Я, разумеется, схематизирую – появлялись и тогда, безусловно, честные и сильные вещи, больше о времени, чем о себе, – начал печататься Роман Сенчин, регулярно выходили провинциальные романы Алексея Слаповского, Юлия Латынина запустила линию «экономических детективов». Борис Екимов, Алексей Варламов, Олег Ермаков… Но в общем и целом ситуация подталкивала к признанию сорокинского «Голубого сала» главным документом и шедевром эпохи – наверное, заслуженно, но уж точно не от хорошей жизни.
Смена вех началась с «Господина гексогена» Александра Проханова, тюремных книг Эдуарда Лимонова – от лефортовских, страшноватых и обнаженных, дневников «В плену у мертвецов», до тонкой лирической прозы «Торжество метафизики». Вскоре подтянулись – с одной стороны – Захар Прилепин и «новые реалисты», с другой – Андрей Рубанов с романами «Сажайте и вырастет» и «Великая мечта» по ведомству «моих университетов». Равно как Михаил Елизаров с «Pasternak`ом» и «Библиотекарем» – оказалось, что мамлеево-сорокинские штудии вполне продуктивны, если добавить, как говорил Егор Летов, «больше красного».

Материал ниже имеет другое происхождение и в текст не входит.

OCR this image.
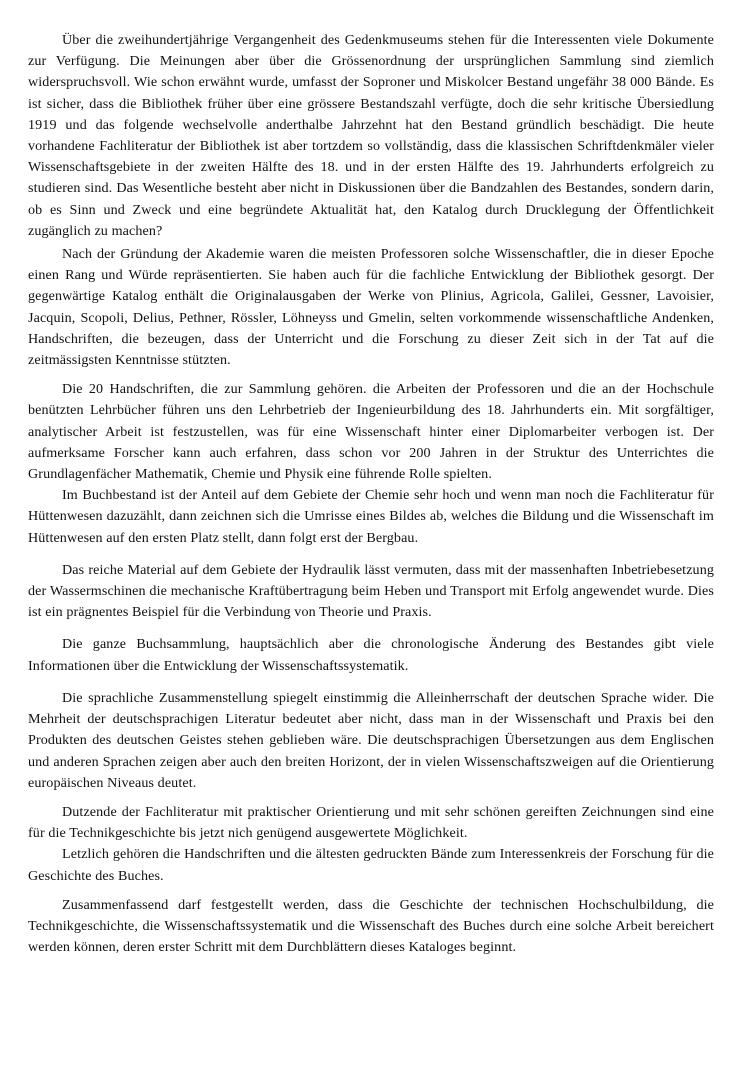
Über die zweihundertjährige Vergangenheit des Gedenkmuseums stehen für die Interessenten viele Dokumente zur Verfügung. Die Meinungen aber über die Grössenordnung der ursprünglichen Sammlung sind ziemlich widerspruchsvoll. Wie schon erwähnt wurde, umfasst der Soproner und Miskolcer Bestand ungefähr 38 000 Bände. Es ist sicher, dass die Bibliothek früher über eine grössere Bestandszahl verfügte, doch die sehr kritische Übersiedlung 1919 und das folgende wechselvolle anderthalbe Jahrzehnt hat den Bestand gründlich beschädigt. Die heute vorhandene Fachliteratur der Bibliothek ist aber tortzdem so vollständig, dass die klassischen Schriftdenkmäler vieler Wissenschaftsgebiete in der zweiten Hälfte des 18. und in der ersten Hälfte des 19. Jahrhunderts erfolgreich zu studieren sind. Das Wesentliche besteht aber nicht in Diskussionen über die Bandzahlen des Bestandes, sondern darin, ob es Sinn und Zweck und eine begründete Aktualität hat, den Katalog durch Drucklegung der Öffentlichkeit zugänglich zu machen?

Nach der Gründung der Akademie waren die meisten Professoren solche Wissenschaftler, die in dieser Epoche einen Rang und Würde repräsentierten. Sie haben auch für die fachliche Entwicklung der Bibliothek gesorgt. Der gegenwärtige Katalog enthält die Originalausgaben der Werke von Plinius, Agricola, Galilei, Gessner, Lavoisier, Jacquin, Scopoli, Delius, Pethner, Rössler, Löhneyss und Gmelin, selten vorkommende wissenschaftliche Andenken, Handschriften, die bezeugen, dass der Unterricht und die Forschung zu dieser Zeit sich in der Tat auf die zeitmässigsten Kenntnisse stützten.

Die 20 Handschriften, die zur Sammlung gehören. die Arbeiten der Professoren und die an der Hochschule benützten Lehrbücher führen uns den Lehrbetrieb der Ingenieurbildung des 18. Jahrhunderts ein. Mit sorgfältiger, analytischer Arbeit ist festzustellen, was für eine Wissenschaft hinter einer Diplomarbeiter verbogen ist. Der aufmerksame Forscher kann auch erfahren, dass schon vor 200 Jahren in der Struktur des Unterrichtes die Grundlagenfächer Mathematik, Chemie und Physik eine führende Rolle spielten.

Im Buchbestand ist der Anteil auf dem Gebiete der Chemie sehr hoch und wenn man noch die Fachliteratur für Hüttenwesen dazuzählt, dann zeichnen sich die Umrisse eines Bildes ab, welches die Bildung und die Wissenschaft im Hüttenwesen auf den ersten Platz stellt, dann folgt erst der Bergbau.

Das reiche Material auf dem Gebiete der Hydraulik lässt vermuten, dass mit der massenhaften Inbetriebesetzung der Wassermschinen die mechanische Kraftübertragung beim Heben und Transport mit Erfolg angewendet wurde. Dies ist ein prägnentes Beispiel für die Verbindung von Theorie und Praxis.

Die ganze Buchsammlung, hauptsächlich aber die chronologische Änderung des Bestandes gibt viele Informationen über die Entwicklung der Wissenschaftssystematik.

Die sprachliche Zusammenstellung spiegelt einstimmig die Alleinherrschaft der deutschen Sprache wider. Die Mehrheit der deutschsprachigen Literatur bedeutet aber nicht, dass man in der Wissenschaft und Praxis bei den Produkten des deutschen Geistes stehen geblieben wäre. Die deutschsprachigen Übersetzungen aus dem Englischen und anderen Sprachen zeigen aber auch den breiten Horizont, der in vielen Wissenschaftszweigen auf die Orientierung europäischen Niveaus deutet.

Dutzende der Fachliteratur mit praktischer Orientierung und mit sehr schönen gereiften Zeichnungen sind eine für die Technikgeschichte bis jetzt nich genügend ausgewertete Möglichkeit.

Letzlich gehören die Handschriften und die ältesten gedruckten Bände zum Interessenkreis der Forschung für die Geschichte des Buches.

Zusammenfassend darf festgestellt werden, dass die Geschichte der technischen Hochschulbildung, die Technikgeschichte, die Wissenschaftssystematik und die Wissenschaft des Buches durch eine solche Arbeit bereichert werden können, deren erster Schritt mit dem Durchblättern dieses Kataloges beginnt.
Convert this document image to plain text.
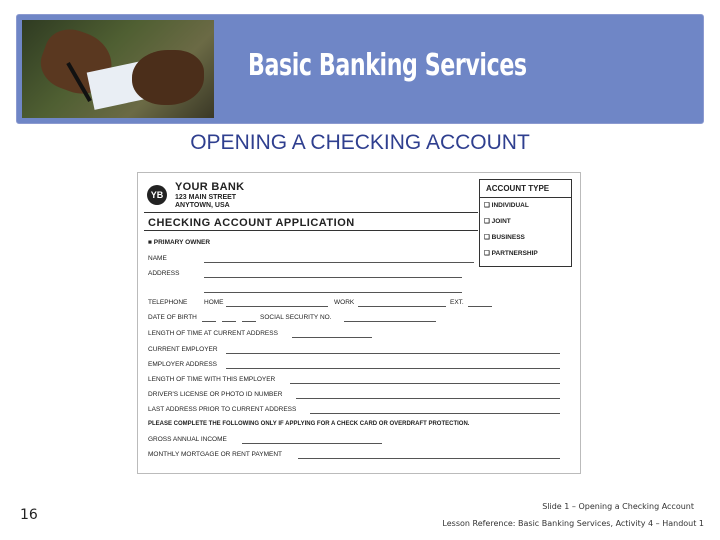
Basic Banking Services
OPENING A CHECKING ACCOUNT
YB
YOUR BANK
123 MAIN STREET
ANYTOWN, USA
ACCOUNT TYPE
❑ INDIVIDUAL
❑ JOINT
❑ BUSINESS
❑ PARTNERSHIP
CHECKING ACCOUNT APPLICATION
■ PRIMARY OWNER
NAME
ADDRESS
TELEPHONE	HOME	WORK	EXT.
DATE OF BIRTH	SOCIAL SECURITY NO.
LENGTH OF TIME AT CURRENT ADDRESS
CURRENT EMPLOYER
EMPLOYER ADDRESS
LENGTH OF TIME WITH THIS EMPLOYER
DRIVER'S LICENSE OR PHOTO ID NUMBER
LAST ADDRESS PRIOR TO CURRENT ADDRESS
PLEASE COMPLETE THE FOLLOWING ONLY IF APPLYING FOR A CHECK CARD OR OVERDRAFT PROTECTION.
GROSS ANNUAL INCOME
MONTHLY MORTGAGE OR RENT PAYMENT
16
Slide 1 – Opening a Checking Account
Lesson Reference: Basic Banking Services, Activity 4 – Handout 1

С тех пор (если брать такой критерий, как премиальные истории) – между двумя направлениями – прозой условной, игровой, с демонстрацией стилистических мускулов, и – прозой социальной, про «время, и что оно делает с человеком» (определение Бродского) – шла тихая позиционная война с переменным успехом.
Однако судя по премиальным финалам (критерий условен, но нагляден) минувшего года, и спискам года нынешнего (лонг- и шорт-лист «Национального бестселлера», лонг-лист «Большой книги») – можно объявлять победу социального направления за явным преимуществом.
В связи с этим мне кажется интересным разобрать некоторые тенденции и причины пусть не великого, но знакового перелома. На примере, прежде всего, Нацбеста (в силу лучшего знакомства с материалом: в нынешнем сезоне я входил в Большое жюри НБ). И, повторюсь, классификация моя тоже весьма условна – поскольку в равной мере фиксируется не только противостояние, но и взаимопроникновение направлений.
Римейк и деформация жанров
У
Захара Прилепина в новой книге публицистики и дневников
«Не чужая смута» есть неоднократно и с нажимом проговоренный тезис о том, что в России времена вообще не меняются, прогресс – явление двусмысленное и внешнее, не затрагивающее базовых основ национального бытия.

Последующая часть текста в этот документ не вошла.